Без аппарата, без денег, на чужбине надо было организовать единство левых через границы, пылавшие боями…

Рефератные поездки по Швейцарии, дискуссии, выступления, полемика, редактирование ЦО, подготовка конференций и переписка, переписка…

Как он только справляется со всем!

Именно в эти годы открылось новое в истории коммунизма – подготовка к вооруженному свержению капитализма и к взятию власти. И открывал новое Ленин.

…Статьи оперативные, и статьи для энциклопедии, и собирание материалов к фундаментальным работам, и переписка, переписка…

Казалось бы, ни минуты покоя!

«Мы живем ничего себе, тихо, мирно в сонном Берне. Хороши здесь библиотеки, и я устроился недурно в смысле пользования книгами. Приятно даже почитать – после периода ежедневной газетной работы…»

Это писано через пять дней после того, как был закончен конспект «Науки логики» Гегеля. Начат был конспект, вероятно, в первой половине сентября. Около трех месяцев – и 115 страниц «конспекта», который составляет, в сущности, самостоятельный философский труд о диалектике. Как известно, «Наука логики» – самый сложный по изложению трактат этого философа, популяризаторские способности которого можно оценить крупной величиной со знаком минус. Ленин читал его на немецком языке, делал выписки, зачастую переводя на русский, и нередко переводил еще с этого русского гегелевского на русский человеческий.

По‑ видимому, это и называлось «приятно почитать»!

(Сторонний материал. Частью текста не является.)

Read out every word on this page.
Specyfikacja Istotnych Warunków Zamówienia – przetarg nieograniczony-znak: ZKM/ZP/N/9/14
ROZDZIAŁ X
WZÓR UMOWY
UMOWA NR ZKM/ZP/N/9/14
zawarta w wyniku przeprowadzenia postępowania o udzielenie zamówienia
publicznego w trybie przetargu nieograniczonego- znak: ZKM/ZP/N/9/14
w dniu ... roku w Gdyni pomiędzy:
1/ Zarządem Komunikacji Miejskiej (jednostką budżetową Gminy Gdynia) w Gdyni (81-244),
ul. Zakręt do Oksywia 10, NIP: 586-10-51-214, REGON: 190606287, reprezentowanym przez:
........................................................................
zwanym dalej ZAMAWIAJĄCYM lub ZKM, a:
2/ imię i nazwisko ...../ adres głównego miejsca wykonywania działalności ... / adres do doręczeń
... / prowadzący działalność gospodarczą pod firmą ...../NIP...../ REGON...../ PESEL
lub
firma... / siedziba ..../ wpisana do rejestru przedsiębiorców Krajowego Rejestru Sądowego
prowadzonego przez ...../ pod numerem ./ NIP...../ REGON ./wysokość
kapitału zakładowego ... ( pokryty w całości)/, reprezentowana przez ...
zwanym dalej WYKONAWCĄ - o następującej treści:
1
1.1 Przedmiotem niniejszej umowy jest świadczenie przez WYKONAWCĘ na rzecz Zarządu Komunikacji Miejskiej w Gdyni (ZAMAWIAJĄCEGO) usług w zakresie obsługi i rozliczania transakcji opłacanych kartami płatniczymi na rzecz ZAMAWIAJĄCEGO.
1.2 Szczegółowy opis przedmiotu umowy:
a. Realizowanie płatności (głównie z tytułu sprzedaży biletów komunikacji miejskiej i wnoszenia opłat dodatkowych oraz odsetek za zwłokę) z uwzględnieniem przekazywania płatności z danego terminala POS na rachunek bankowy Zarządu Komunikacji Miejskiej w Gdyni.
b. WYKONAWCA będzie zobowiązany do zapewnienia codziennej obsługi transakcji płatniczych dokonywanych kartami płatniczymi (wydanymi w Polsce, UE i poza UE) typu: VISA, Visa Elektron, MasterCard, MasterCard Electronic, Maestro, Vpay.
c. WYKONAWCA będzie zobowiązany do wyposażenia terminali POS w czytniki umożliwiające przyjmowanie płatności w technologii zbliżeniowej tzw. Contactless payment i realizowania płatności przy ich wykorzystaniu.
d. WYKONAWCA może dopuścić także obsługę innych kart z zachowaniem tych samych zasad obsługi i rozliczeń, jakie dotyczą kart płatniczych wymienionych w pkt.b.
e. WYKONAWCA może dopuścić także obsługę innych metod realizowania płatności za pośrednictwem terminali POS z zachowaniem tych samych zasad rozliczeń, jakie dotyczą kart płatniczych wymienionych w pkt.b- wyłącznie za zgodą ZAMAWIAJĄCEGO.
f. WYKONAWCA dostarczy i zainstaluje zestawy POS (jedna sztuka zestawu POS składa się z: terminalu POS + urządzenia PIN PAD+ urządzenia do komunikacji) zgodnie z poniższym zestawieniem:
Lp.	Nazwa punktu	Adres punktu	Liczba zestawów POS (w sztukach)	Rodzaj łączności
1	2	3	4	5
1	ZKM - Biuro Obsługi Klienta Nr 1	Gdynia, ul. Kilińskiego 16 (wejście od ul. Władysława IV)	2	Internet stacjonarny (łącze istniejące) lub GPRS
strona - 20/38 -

Приятно поиграть пудовой гирькой!

И все‑ таки это было действительно приятно, ибо это была его стихия – книги, наука.

Ленин любил горы и книги.

Я не имею права воображать его душевную жизнь. Это так же безвкусно, как фантазировать его жесты или его внешность, выдумывать его разговоры (вроде: «Ленин быстрым шагом прошелся по кабинету и сказал… письмо к Коллонтай…»). Но мне кажется, можно научно доказать, что он любил процесс познавания, ему нравилась тишина библиотек, как тишина гор, он любил вгрызаться в текст, в материал; вероятно, исследование доставляло ему радость – настолько свободно рождались ассоциации, настолько ярко возникали сопоставления, настолько быстро и точно формулировались выводы… Пока я прополз бы через страницу текста, он бы пролетел сквозь целую главу, оставляя сверкающие реплики и целые абзацы, уже почти готовые для философского сочинения.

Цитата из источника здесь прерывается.